Abstract: PO1953
Sabotaged: Hydralazine-Induced ANCA Glomerulonephritis
Session Information
- Glomerular Diseases: Clinical, Outcomes, and Trials - 3
October 22, 2020 | Location: On-Demand
Abstract Time: 10:00 AM - 12:00 PM
Category: Trainee Case Report
- 1203 Glomerular Diseases: Clinical, Outcomes, and Trials
Authors
- Kruger gomes, Larissa, Beth Israel Deaconess Medical Center, Boston, Massachusetts, United States
- Sula Karreci, Esilida, Beth Israel Deaconess Medical Center, Boston, Massachusetts, United States
- Agarwal, Krishna A., Beth Israel Deaconess Medical Center, Boston, Massachusetts, United States
- Schulman, Ruth, Beth Israel Deaconess Medical Center, Boston, Massachusetts, United States
- William, Jeffrey H., Beth Israel Deaconess Medical Center, Boston, Massachusetts, United States
- Lecker, Stewart H., Beth Israel Deaconess Medical Center, Boston, Massachusetts, United States
- Stillman, Isaac Ely, Beth Israel Deaconess Medical Center, Boston, Massachusetts, United States
Introduction
While usually well known to cause SLE-like syndrome, hydralazine (HZ) can also be involved in a different clinical scenario with ANCA vasculitis.
Case Description
77y/o woman with hypertension and COPD presents with 2 days of hemoptysis and hematuria, requiring urgent intubation. CT scan reveals multifocal infiltrates and bronchoscopy shows diffuse alveolar hemorrhage. Labs showed Hb of 6.8 and Cr of 1.9. Dysmorphic RBCs were seen in the urine sediment and proteinuria at 1.2g/g. Given concern for anti-GBM, she received 1g of methylprednisolone and plasma exchange. ANA 1:1280 with MPO-ANCA levels >8.0 U, along with positive anti-histone and SCL-70 antibodies, but with negative anti-GBM and ds-DNA. Kidney biopsy showed pauci-immune crescentic GN with trace staining for IgA, IgM, C3, kappa and lambda. As she had been on HZ, the diagnosis of HZ-induced ANCA-associated vasculitis was made.
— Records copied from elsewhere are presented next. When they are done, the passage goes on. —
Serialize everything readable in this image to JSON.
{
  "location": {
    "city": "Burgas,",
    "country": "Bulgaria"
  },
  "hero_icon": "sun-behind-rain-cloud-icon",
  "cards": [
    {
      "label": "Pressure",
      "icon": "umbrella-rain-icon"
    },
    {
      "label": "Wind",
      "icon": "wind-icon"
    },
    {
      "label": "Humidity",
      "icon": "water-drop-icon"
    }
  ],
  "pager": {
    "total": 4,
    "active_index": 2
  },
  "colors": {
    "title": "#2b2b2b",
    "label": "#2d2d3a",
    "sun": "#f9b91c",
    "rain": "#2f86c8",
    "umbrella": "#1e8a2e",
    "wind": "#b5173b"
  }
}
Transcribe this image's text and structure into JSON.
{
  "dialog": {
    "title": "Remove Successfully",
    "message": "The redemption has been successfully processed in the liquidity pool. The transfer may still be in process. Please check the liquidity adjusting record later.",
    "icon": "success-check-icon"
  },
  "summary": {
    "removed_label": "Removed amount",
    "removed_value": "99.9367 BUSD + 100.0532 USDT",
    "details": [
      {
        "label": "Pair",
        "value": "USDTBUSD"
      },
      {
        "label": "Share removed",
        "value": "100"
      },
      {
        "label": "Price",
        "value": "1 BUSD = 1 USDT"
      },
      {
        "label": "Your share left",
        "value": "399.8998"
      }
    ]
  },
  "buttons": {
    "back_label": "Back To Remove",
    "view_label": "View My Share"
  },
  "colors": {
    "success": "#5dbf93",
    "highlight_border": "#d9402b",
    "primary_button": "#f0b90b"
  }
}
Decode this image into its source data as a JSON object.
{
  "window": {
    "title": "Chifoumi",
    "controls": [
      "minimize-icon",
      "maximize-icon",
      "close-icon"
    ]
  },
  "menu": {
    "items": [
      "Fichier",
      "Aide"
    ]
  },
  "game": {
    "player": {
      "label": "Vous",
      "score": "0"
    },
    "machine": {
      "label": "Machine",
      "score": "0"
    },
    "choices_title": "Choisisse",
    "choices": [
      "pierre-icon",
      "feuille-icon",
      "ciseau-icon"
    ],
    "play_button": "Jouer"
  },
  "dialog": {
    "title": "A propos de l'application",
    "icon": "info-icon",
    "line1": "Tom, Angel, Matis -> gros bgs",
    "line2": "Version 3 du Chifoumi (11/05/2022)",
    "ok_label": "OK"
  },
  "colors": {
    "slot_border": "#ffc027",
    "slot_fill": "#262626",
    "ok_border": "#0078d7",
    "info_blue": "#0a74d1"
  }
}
Offending agent was held and cyclophosphamide was started. After 2 months, kidney function returned to baseline, with resolution of proteinuria and hematuria.
Discussion
In patients with HAV, unusually high titers of MPO are present and can be used to differentiate drug-associated and spontaneous cases. A minority of patients can also present with other positive antibodies, such as ds-DNA, anti-histone, or Scl-70. As HZ can also cause SLE-like pattern of injury, it can be difficult to obtain a diagnosis based on serologies alone; biopsy is essential for diagnosis and prognosis. The treatment of HAV involves not only removing the inciting agent, but also further immunosuppression, as HZ is thought to lead to increased expression of MPO and PR3 breaking neutrophils tolerance and leading to auto-antibody formation. When choosing a treatment strategy, guidelines for spontaneous ANCA should be followed; in this particular case, as she had severe lung involvement, cyclophosphamide was chosen.
(a) Masson thrichrome - Crescent with compression of capilary tuft. Tubules with RBC casts. (b) IF 0 to trace IgG (C) EM Occasional electron dense deposits in mesangium only.